I ran across this vial in a large button bag I purchased at an estate sale a year ago. I love this bottle so much. In 1956, a Mrs. Bird was prescribed something to take after meals three times daily. She kept the little bottle and placed buttons in it. I have not opened this bottle. But she surely did. What was in it?
Mrs. Bird may very well have been in the kitchen wearing a wonderful little organza apron, baking cookies and making potato salad for the ladies auxiliary. Maybe she had a bit of dyspepsia from all that dough rolling and such and was taking a little something for that.
Perhaps Mrs. Bird was having a bit of arrhythmia from rheumatic fever she suffered as a child. Though sickly, she had a lovely childhood where her dearest mommie and she would spend time embroidering pillow cases where they would lay their dear heads at night.
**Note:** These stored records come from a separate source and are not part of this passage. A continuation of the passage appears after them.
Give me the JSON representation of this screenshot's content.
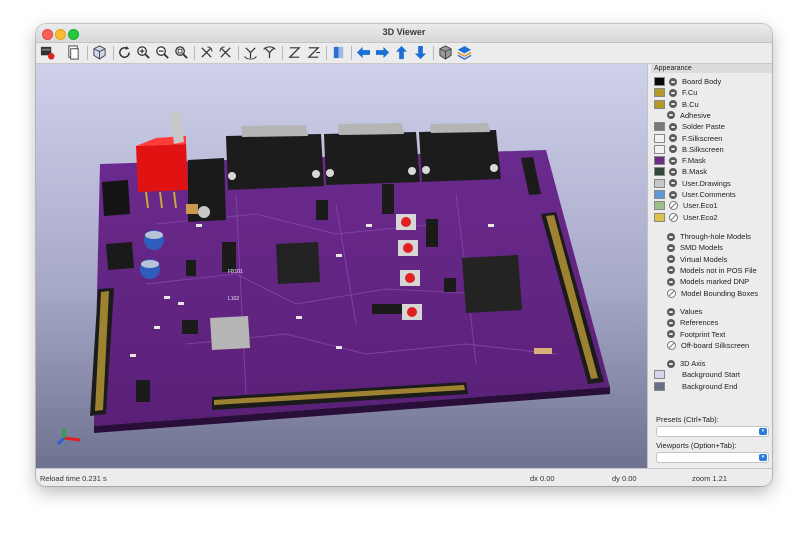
{
  "window": {
    "title": "3D Viewer"
  },
  "toolbar": {
    "buttons": [
      "board-layers-icon",
      "copy-icon",
      "3d-box-icon",
      "reload-icon",
      "zoom-in-icon",
      "zoom-out-icon",
      "zoom-fit-icon",
      "rotate-x-cw-icon",
      "rotate-x-ccw-icon",
      "rotate-y-cw-icon",
      "rotate-y-ccw-icon",
      "rotate-z-cw-icon",
      "rotate-z-ccw-icon",
      "flip-board-icon",
      "pan-left-icon",
      "pan-right-icon",
      "pan-up-icon",
      "pan-down-icon",
      "ortho-box-icon",
      "layer-stack-icon"
    ]
  },
  "appearance": {
    "header": "Appearance",
    "layers": [
      {
        "label": "Board Body",
        "color": "#0a0a0a"
      },
      {
        "label": "F.Cu",
        "color": "#b39a28"
      },
      {
        "label": "B.Cu",
        "color": "#b39a28"
      },
      {
        "label": "Adhesive",
        "color": ""
      },
      {
        "label": "Solder Paste",
        "color": "#7a7a7a"
      },
      {
        "label": "F.Silkscreen",
        "color": "#f2f2f2"
      },
      {
        "label": "B.Silkscreen",
        "color": "#f2f2f2"
      },
      {
        "label": "F.Mask",
        "color": "#6b2c86"
      },
      {
        "label": "B.Mask",
        "color": "#2f4a3a"
      },
      {
        "label": "User.Drawings",
        "color": "#c8c8c8"
      },
      {
        "label": "User.Comments",
        "color": "#5b9bd5"
      },
      {
        "label": "User.Eco1",
        "color": "#9bc08a"
      },
      {
        "label": "User.Eco2",
        "color": "#d9c247"
      }
    ],
    "models": [
      "Through-hole Models",
      "SMD Models",
      "Virtual Models",
      "Models not in POS File",
      "Models marked DNP",
      "Model Bounding Boxes"
    ],
    "text_items": [
      "Values",
      "References",
      "Footprint Text",
      "Off-board Silkscreen"
    ],
    "other_items": [
      {
        "label": "3D Axis",
        "color": ""
      },
      {
        "label": "Background Start",
        "color": "#d4d4ec"
      },
      {
        "label": "Background End",
        "color": "#6a6d86"
      }
    ],
    "presets_label": "Presets (Ctrl+Tab):",
    "viewports_label": "Viewports (Option+Tab):"
  },
  "status": {
    "reload": "Reload time 0.231 s",
    "dx": "dx 0.00",
    "dy": "dy 0.00",
    "zoom": "zoom 1.21"
  },
  "pcb_labels": [
    "FB101",
    "L102"
  ]
}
Wee girl needed quite a lot of sleep, but she was a pistil and didn't let her frailty get her down. She graduated high school and married Mr. Bird just after the war. They were raising their little clutch in their happy little nest known as home.
However, my first thought was that Mrs. Bird was using mother's little helper, something in the diazepam family. Valium, perhaps. Small enough to fit a month's worth in this wee little jar. Maybe she wasn't as gleeful as everyone had hoped over that Hoover for her birthday from Mr. Bird. Maybe all the chirping from those little nestlings running around the house, screaming for their next meal didn't fulfill Mrs. Bird as Better Housekeeping suggested it might.
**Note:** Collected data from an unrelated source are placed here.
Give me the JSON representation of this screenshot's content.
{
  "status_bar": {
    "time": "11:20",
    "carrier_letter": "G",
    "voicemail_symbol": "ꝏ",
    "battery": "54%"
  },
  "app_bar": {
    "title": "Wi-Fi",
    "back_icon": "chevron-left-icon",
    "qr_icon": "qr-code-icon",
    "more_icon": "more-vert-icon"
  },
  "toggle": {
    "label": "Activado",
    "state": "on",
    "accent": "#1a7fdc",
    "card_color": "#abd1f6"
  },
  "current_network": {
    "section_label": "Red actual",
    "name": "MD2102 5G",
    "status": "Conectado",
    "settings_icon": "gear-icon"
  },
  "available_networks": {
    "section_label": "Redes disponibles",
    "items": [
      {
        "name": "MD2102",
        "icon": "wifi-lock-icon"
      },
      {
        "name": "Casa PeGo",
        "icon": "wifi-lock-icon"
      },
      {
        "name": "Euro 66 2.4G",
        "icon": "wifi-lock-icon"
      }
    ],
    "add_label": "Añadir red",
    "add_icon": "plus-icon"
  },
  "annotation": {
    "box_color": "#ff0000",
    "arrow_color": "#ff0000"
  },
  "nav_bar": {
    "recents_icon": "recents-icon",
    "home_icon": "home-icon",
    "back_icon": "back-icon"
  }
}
Maybe Mrs. Bird was in a desperate situation of longing and lust for a neighbor with whom she shared coffee and lingering hugs.
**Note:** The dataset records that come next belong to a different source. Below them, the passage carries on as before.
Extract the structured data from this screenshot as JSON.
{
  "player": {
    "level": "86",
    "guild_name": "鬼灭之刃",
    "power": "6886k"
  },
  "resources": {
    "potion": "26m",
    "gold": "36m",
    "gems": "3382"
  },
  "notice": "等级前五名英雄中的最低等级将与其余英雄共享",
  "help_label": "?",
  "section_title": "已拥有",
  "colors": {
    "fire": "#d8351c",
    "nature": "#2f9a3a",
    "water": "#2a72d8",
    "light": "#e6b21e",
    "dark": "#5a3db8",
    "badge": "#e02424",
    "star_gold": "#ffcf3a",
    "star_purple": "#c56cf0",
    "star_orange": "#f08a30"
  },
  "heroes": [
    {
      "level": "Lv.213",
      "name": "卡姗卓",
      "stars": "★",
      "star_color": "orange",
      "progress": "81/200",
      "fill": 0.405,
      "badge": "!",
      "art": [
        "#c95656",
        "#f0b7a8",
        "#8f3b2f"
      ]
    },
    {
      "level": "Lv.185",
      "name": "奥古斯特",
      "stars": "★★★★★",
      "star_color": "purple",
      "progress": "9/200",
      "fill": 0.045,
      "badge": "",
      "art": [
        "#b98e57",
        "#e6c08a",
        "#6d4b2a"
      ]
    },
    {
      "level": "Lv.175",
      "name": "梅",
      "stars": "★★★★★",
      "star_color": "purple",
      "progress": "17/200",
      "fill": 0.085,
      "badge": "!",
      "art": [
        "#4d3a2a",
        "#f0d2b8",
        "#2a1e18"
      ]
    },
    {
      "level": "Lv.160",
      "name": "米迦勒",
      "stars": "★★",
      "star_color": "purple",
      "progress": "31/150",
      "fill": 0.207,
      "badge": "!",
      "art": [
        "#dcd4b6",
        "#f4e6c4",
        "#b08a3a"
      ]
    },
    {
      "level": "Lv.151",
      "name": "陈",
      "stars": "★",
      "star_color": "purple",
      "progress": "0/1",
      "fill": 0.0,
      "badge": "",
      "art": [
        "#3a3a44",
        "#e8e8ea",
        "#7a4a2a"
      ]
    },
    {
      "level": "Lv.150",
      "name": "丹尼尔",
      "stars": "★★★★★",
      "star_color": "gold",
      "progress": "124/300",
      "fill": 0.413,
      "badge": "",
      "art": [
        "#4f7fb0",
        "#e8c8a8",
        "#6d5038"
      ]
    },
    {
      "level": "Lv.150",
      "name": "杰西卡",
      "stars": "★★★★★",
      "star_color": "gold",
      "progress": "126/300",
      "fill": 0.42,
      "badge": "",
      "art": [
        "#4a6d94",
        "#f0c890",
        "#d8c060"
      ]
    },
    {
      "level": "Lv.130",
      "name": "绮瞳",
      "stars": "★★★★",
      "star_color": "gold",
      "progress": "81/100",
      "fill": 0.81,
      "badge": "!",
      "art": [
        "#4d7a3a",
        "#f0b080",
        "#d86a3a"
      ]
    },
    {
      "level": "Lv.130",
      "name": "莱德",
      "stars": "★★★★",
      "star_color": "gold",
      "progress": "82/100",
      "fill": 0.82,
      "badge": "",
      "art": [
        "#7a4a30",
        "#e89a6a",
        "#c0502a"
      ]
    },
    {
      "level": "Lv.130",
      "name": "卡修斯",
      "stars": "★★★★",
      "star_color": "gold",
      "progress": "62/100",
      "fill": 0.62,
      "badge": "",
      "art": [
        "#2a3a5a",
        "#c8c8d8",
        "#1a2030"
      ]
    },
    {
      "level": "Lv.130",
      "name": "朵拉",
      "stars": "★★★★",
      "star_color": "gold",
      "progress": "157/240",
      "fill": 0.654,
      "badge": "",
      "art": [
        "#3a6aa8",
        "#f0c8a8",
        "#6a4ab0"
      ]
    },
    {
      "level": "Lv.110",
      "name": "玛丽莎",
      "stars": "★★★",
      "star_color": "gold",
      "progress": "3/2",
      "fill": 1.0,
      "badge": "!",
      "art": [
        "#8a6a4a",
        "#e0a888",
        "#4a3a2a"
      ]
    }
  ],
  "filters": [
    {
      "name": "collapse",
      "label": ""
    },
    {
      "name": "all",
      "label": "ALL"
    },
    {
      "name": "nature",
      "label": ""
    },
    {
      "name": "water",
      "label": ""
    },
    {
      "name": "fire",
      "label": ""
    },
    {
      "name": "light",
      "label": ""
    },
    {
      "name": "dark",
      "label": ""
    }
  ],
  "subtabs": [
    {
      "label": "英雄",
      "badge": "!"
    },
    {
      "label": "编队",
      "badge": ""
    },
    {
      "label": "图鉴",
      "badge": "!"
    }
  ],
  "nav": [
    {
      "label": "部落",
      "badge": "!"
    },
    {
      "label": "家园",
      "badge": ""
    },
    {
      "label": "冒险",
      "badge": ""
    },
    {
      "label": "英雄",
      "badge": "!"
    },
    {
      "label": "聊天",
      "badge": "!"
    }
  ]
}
Maybe Mrs. Bird had lost herself in the needs of others and found solace for a few minutes a day writing poetry no one would read. She eventually would throw away the poetry, give up on her dreams and slip into the comfort of what that little jar held.
She outlived everyone of the other ladies in the neighborhood. She buried Mr. Bird, finally, he had gotten so much kinder in his last years, trying to get into Heaven and all. She missed him. She finally gave up all the care giving and gave herself many joyous hours of reading and writing, and needlework, until her fingers could do no more. She teetered around in a garden wild and chaotic with roses and hydrangeas and viburnum. She rocked and thought of the lost years she happily let go. And she fell asleep dreaming of her mother's hands....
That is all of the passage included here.